3 ways to ensure that time is spent on your agenda and not that of others

\"ceoI recently took part in the CEO Sleep Out UK event at Old Trafford Cricket Ground in Manchester in order to raise money and awareness for homelessness. It was a great experience and I am so glad that I took part.  I learned more about homelessness, met some really interesting people and raised some money! It was really valuable and I am very appreciative of the opportunity that I grasped.  However, when I was asked, I said yes without really thinking about what I had agreed to or the implications. It just seemed like the right thing or a good thing to do.

Reflecting on that got me thinking – how often do we end up doing things because we have just ‘fallen’ into them? How much of your time is focused on doing stuff that is based on someone else’s agenda? My guess that most folks would say a fair amount?

Now in my case and in this example it ended up being a result – sometimes you need to be pushed in order to generate new experiences and if I had stopped to think, I may not have agreed and missed out on something really special. So there is no science to this – more of an art I would suggest! J

However, there are also many examples in which I have been asked to do something, I have said yes without really thinking or appreciating what was involved, and rued the day I agreed. This is especially true in a work context – being asked to join a particular meeting “because you may have an interesting perspective” Does anyone recognise those sort of traps?

Ok – so we were playing the good citizen, the supportive team member; taking accountability for helping and supporting your colleagues is really important in an effective team. BUT – and it is a big BUT – as often as not, it is not a conscious decision made with an awareness of the implications. The implications are sometimes positive (as I experienced with Sleep Out) but they mostly turn out with you not getting the things that you want to get done, getting frustrated, dissipating energy, depleting will power and generally feeling like you have been unproductive!

So how do we find a way of overcoming that and being more conscious about what we take on or not.
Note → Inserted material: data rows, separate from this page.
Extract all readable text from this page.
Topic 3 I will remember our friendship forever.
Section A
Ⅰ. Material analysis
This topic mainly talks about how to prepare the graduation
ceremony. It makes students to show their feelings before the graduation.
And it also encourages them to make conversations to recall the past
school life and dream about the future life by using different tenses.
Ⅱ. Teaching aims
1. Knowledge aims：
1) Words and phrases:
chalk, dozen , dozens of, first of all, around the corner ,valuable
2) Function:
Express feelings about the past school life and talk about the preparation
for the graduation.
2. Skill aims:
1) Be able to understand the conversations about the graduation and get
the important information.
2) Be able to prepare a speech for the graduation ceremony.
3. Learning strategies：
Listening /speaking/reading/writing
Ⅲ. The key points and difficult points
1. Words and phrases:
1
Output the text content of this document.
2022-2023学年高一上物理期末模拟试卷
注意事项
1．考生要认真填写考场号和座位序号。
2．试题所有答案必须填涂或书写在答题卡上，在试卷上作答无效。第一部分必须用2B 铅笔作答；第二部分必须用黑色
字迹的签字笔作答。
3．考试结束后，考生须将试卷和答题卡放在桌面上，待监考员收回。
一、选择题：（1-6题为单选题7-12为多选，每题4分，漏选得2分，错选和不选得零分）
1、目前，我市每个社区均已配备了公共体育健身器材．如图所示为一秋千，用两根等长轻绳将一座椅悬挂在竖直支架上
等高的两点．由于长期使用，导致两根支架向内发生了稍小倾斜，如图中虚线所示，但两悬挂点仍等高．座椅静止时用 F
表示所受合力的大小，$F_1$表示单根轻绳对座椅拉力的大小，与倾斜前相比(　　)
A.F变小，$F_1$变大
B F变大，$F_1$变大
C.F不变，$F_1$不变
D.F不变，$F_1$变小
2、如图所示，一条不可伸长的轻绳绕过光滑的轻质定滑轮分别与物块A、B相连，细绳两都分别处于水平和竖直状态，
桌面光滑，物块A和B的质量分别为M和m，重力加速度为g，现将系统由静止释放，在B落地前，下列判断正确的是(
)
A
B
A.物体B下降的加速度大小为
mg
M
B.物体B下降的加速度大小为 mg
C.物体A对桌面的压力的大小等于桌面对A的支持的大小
  1. Be clear about what YOUR priorities are – I have mentioned this a number of times in various blogs and \"priorities\"shared articles that cover the topic, but I still meet so many people, teams, functions and organisations that are not crystal clear about what their current priorities are. What are the 4 or 5 absolutely critical things that your time should be spent focussing on.  Without that clarity you cannot make conscious decisions and judgements about where to focus your precious attention. Attention is a scarce resource and what we focus it on gets done – so be clear what you want to get done!
  2. Be present – by that I mean in the moment, aware of what you are experiencing and participating in as it happens. How often is our mind pervaded by thoughts of what needs to happen or what is coming up – it is Sunday evening and our thoughts start to turn to Monday morning for example!  If we aren’t ‘present’ then we are not able to make a sensible decision about how we spend our time, we get side-tracked by the future and forget what we need to focus on right now!
  3. Be clear about the quid pro quo (if there is one) – I think it is only right and proper to be a generous and supportive team member, colleague or friend – but that works both ways! If we are cognisant of our priorities and are thinking in the moment, then we should be able (with discipline and practise) to make a swift judgement on implications and trade-offs.  For the Sleep Out there was no trade off – even if I had been more ‘present’ (and I am clear about my priorities) it was a decision taken with no thought and therefore a missed opportunity to think how I may benefit or what could help me with my priorities in return.  Time and attention is precious as we have observed, it needs to count for something so if you willingly donate your time and attention to something, (like the Sleep Out) then do so consciously.  But is it better to follow the maxim of Stephen Covey – Think Win Win!  How can we both benefit from this opportunity?

Ultimately time is a precious resource and we all need to be focussed on the things that matter for us, for our teams, functions or organisations……………… so finding ways of avoiding getting side-tracked from our agenda is critical!


Comments

2 responses to “3 ways to ensure that time is spent on your agenda and not that of others”

  1. Belonging to everyone avatar
    Belonging to everyone

    As a supportive team member, colleague, friend, mum, wife……………..I struggle with getting an agenda that is mine in the first place! Every piece of me can, at times, seem like it belongs to someone else. And whilst being complete subservient to the world can, at times, be very appealing – please tell me how I can get an agenda that is for ME (without feeling like it’s a completely and utterly selfish ask)!

    My resource is indeed precious, I need to make sure that it’s precious to me 

    1. Richard avatar
      Richard

      Hiya – and thanks for the comments. The reality is it starts with being clear what your agenda actually is – what is it you want to do, to be? That needs to become super compelling in order to fight for your scarce attention and you need to break the loop by creating some initial time to plan how you can focus more of your energy on your agenda. Who do you need to engage, to get onside, to get help from? One small step at a time and progress not perfection!